For the same reason we all use different caching solutions to avoid generating the same results again and again by just storing pure static HTML files, we should think as well about indexing all the data in our database so its optimised for data search.
Let’s put it this way… a database is a good way to store, read and manipulate data. It is fast overall and it does its job most of the time quite nicely and efficiently (given that your SQL queries are good, can’t fix stupid). But when your backend needs to deal with many write/reads for its core functionality plus a search box in the website that keeps consistently being hit by visitors, it gives up and starts eating resources like Godzilla.
ElasticSearch to the rescue
ElasticSearch is a search engine based on Apache Lucene, an open source search engine library. It provides a distributed, multitenant-capable full-text search engine with an HTTP web interface and schema-free JSON documents.
This is the go-to solution for all your use cases like search, logging and analytics. Elastic, the company behind it, signed an agreement with Alibaba Cloud back in 2017 to provide a managed deployment of this platform.
In a normal situation, you’ll grab a VM or Docker Image and deploy your own ElasticSearch on the cloud. For basic applications is a good start, but don’t be fooled, it gets messy quickly, specially with storage and when upgrading versions.
Alibaba Cloud’s managed solution
Based on the n4 and sn2ne ECS families, depending on your network throughput requirements, these instances perform at the level you would like for a production environment.
Either using the web interface or launching this service by API/Terraform, you’ll be able to adjust the number of replicas for the cluster in an easy way. Once done, just sit and relax at your mission control place of choice.

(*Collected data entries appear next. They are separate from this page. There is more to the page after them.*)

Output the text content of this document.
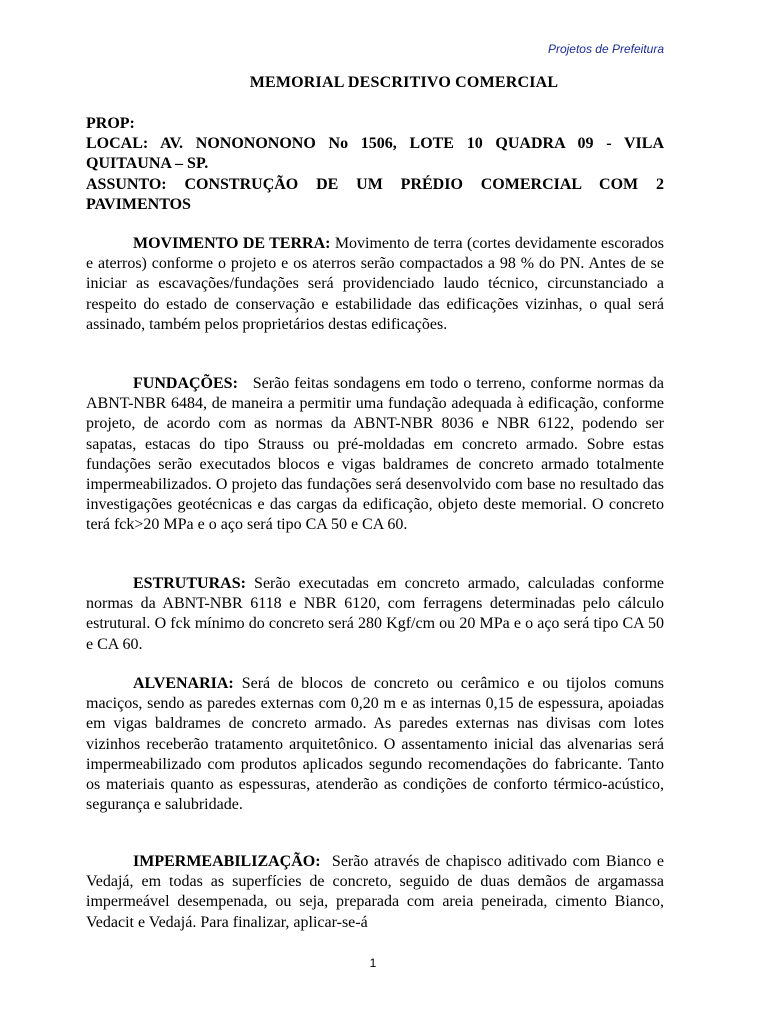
Projetos de Prefeitura
MEMORIAL DESCRITIVO COMERCIAL

PROP:

LOCAL: AV. NONONONONO No 1506, LOTE 10 QUADRA 09 - VILA QUITAUNA – SP.

ASSUNTO: CONSTRUÇÃO DE UM PRÉDIO COMERCIAL COM 2 PAVIMENTOS

MOVIMENTO DE TERRA: Movimento de terra (cortes devidamente escorados e aterros) conforme o projeto e os aterros serão compactados a 98 % do PN. Antes de se iniciar as escavações/fundações será providenciado laudo técnico, circunstanciado a respeito do estado de conservação e estabilidade das edificações vizinhas, o qual será assinado, também pelos proprietários destas edificações.

FUNDAÇÕES:   Serão feitas sondagens em todo o terreno, conforme normas da ABNT-NBR 6484, de maneira a permitir uma fundação adequada à edificação, conforme projeto, de acordo com as normas da ABNT-NBR 8036 e NBR 6122, podendo ser sapatas, estacas do tipo Strauss ou pré-moldadas em concreto armado. Sobre estas fundações serão executados blocos e vigas baldrames de concreto armado totalmente impermeabilizados. O projeto das fundações será desenvolvido com base no resultado das investigações geotécnicas e das cargas da edificação, objeto deste memorial. O concreto terá fck>20 MPa e o aço será tipo CA 50 e CA 60.

ESTRUTURAS: Serão executadas em concreto armado, calculadas conforme normas da ABNT-NBR 6118 e NBR 6120, com ferragens determinadas pelo cálculo estrutural. O fck mínimo do concreto será 280 Kgf/cm ou 20 MPa e o aço será tipo CA 50 e CA 60.

ALVENARIA: Será de blocos de concreto ou cerâmico e ou tijolos comuns maciços, sendo as paredes externas com 0,20 m e as internas 0,15 de espessura, apoiadas em vigas baldrames de concreto armado. As paredes externas nas divisas com lotes vizinhos receberão tratamento arquitetônico. O assentamento inicial das alvenarias será impermeabilizado com produtos aplicados segundo recomendações do fabricante. Tanto os materiais quanto as espessuras, atenderão as condições de conforto térmico-acústico, segurança e salubridade.

IMPERMEABILIZAÇÃO:  Serão através de chapisco aditivado com Bianco e Vedajá, em todas as superfícies de concreto, seguido de duas demãos de argamassa impermeável desempenada, ou seja, preparada com areia peneirada, cimento Bianco, Vedacit e Vedajá. Para finalizar, aplicar-se-á

1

All ElasticSearch deployments comes with Kibana by default, a great web interface to play with search queries, get good top-level views and create amazing dashboards and data visualisation screens.
Let’s do it
We are going to deploy a basic ElasticSearch cluster with Terraform. This example below will create the most basic ElasticSearch you can imagine, a cluster with 2 data nodes, subscribed for 1 month, 20GB of storage and deployed in 1 single zone.
resource "alicloud_elasticsearch_instance" "main" {
instance_charge_type = "PrePaid"
period = "1"
data_node_amount = "2"
data_node_spec = "elasticsearch.n4.small"

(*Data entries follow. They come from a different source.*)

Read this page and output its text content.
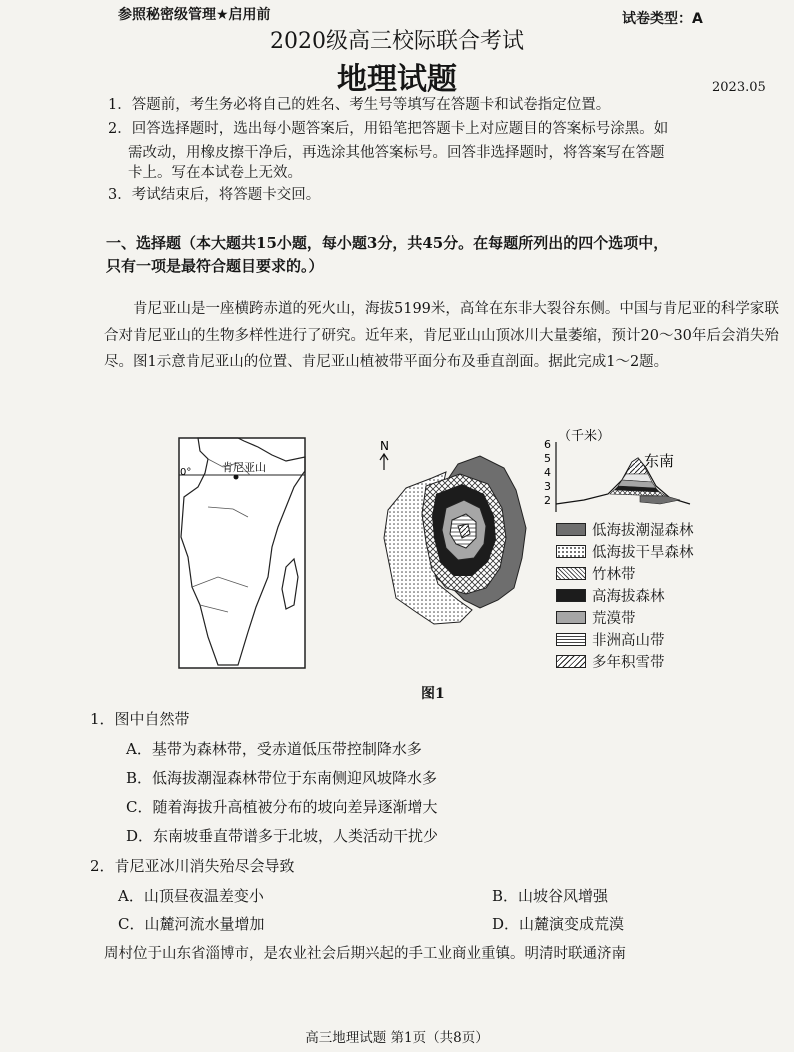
参照秘密级管理★启用前	试卷类型：A
2020级高三校际联合考试
地理试题	2023.05
1．答题前，考生务必将自己的姓名、考生号等填写在答题卡和试卷指定位置。
2．回答选择题时，选出每小题答案后，用铅笔把答题卡上对应题目的答案标号涂黑。如
需改动，用橡皮擦干净后，再选涂其他答案标号。回答非选择题时，将答案写在答题
卡上。写在本试卷上无效。
3．考试结束后，将答题卡交回。
一、选择题（本大题共15小题，每小题3分，共45分。在每题所列出的四个选项中，
只有一项是最符合题目要求的。）
肯尼亚山是一座横跨赤道的死火山，海拔5199米，高耸在东非大裂谷东侧。中国与肯尼亚的科学家联合对肯尼亚山的生物多样性进行了研究。近年来，肯尼亚山山顶冰川大量萎缩，预计20～30年后会消失殆尽。图1示意肯尼亚山的位置、肯尼亚山植被带平面分布及垂直剖面。据此完成1～2题。
0°	肯尼亚山
N
（千米）
东南
6
5
4
3
2
低海拔潮湿森林
低海拔干旱森林
竹林带
高海拔森林
荒漠带
非洲高山带
多年积雪带
图1
1．图中自然带
A．基带为森林带，受赤道低压带控制降水多
B．低海拔潮湿森林带位于东南侧迎风坡降水多
C．随着海拔升高植被分布的坡向差异逐渐增大
D．东南坡垂直带谱多于北坡，人类活动干扰少
2．肯尼亚冰川消失殆尽会导致
A．山顶昼夜温差变小	B．山坡谷风增强
C．山麓河流水量增加	D．山麓演变成荒漠
周村位于山东省淄博市，是农业社会后期兴起的手工业商业重镇。明清时联通济南
高三地理试题 第1页（共8页）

data_node_disk_size = "20"
data_node_disk_type = "cloud_efficiency"
vswitch_id = "vsw-xxxxxxxxxxxxxxxxxxxxx"
password = "password-goes-here"
version = "7.7_with_X-Pack"
description = "app-es-cluster"
zone_count = "1"
private_whitelist = [
"192.168.0.0/16",
]
enable_public = true
public_whitelist = [
"0.0.0.0/0",
]
}
output "domain" {
value = alicloud_elasticsearch_instance.main.domain
}
output "kibana_domain" {
value = alicloud_elasticsearch_instance.main.kibana_domain
}
As you can see, I whitelisted the internal IP CIDR and also all external IPs from Internet, so you can play with it easily. For obvious reasons, don’t do this on production, or do it only if you are sure of what you are doing and taking other security measures to protect your data.
For the outputs I used the exported attributes “domain” and “kibana_domain”, in that way it will be very easy for you to start pointing your tools to the new cluster as soon as it gets created.
Conclusion
I guess this is one of the main benefits of the cloud, the fact of being able to launch open source projects with a couple of clicks or API calls is very convenient. This is specially true with Alibaba Cloud, as it respects the open source solutions very well, making it easy to bring your project out of the managed solution if you decide so.